Consultancy Work A true career highlight for me is the consultancy work that I’ve enjoyed doing for a number of major US cultural institutions including: The Strong National Museum of Play, Smithsonian National Museum of American History, New York Historical Society, Cradle of Aviation Museum, and Institute of Museums and Library Services, among others. I have also supported collection development for The Strong and Stanford University Libraries via personal donations and by connecting donors to these institutions. In 2023 I donated my interviews with former Atari designers to Stanford University’s Silicon Valley Archive. Each Spring I serve as a judge for the World Video Game Hall of Fame housed at The Strong.

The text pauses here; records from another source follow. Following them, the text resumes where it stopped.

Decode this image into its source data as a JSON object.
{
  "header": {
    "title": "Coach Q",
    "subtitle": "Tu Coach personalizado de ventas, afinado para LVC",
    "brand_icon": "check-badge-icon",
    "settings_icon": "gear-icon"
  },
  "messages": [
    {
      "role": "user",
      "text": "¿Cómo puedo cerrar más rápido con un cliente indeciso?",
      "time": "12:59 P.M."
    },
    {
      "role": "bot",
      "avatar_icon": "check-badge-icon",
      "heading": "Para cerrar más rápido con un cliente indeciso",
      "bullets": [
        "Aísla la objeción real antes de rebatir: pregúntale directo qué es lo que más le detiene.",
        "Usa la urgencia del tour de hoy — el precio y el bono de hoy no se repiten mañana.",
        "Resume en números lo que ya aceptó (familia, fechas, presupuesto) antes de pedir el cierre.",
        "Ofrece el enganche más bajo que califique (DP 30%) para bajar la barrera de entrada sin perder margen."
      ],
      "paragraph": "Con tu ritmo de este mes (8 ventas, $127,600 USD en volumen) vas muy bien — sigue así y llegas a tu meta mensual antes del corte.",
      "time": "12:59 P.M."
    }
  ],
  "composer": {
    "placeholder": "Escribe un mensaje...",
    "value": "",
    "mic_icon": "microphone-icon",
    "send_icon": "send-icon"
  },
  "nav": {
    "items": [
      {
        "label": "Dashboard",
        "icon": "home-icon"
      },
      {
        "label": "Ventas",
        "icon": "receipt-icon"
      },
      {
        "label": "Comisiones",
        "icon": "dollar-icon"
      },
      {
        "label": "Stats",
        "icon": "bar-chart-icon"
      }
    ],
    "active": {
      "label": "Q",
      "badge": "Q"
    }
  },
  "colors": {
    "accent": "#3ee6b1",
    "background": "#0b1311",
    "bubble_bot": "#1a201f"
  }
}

Future Projects In Spring 2023 I plan to draft a proposal for a new book entitled, “Design History of Video Games,” which will consist of a series of short essays on design issues and challenges across the history of games. I also plan to continue my writings on football culture with an article devoted to the growing support for Leeds United in the US. Further afield, I hope to co-author a book with Henry Lowood on the history of football simulations and I aim to write a short book tentatively titled, “When The World Turned Day-Glo,” on sunshine pop graphic design from 1968 – 1972. A little dream is to also write a book on temporality and music…if I can find the time.

Other Interests I am also the co-founder of Crossbar Records, an independent vinyl only record label publishing the best in new street rock ‘n’ roll, punk, and mod.


Check out: crossbarrecords.com

My leisure time (yeah, right!) consists of collecting vinyl records, playing EA Sports FIFA, educating my son on the fine art of goal keeping, and visiting Elland Road when my bank account allows.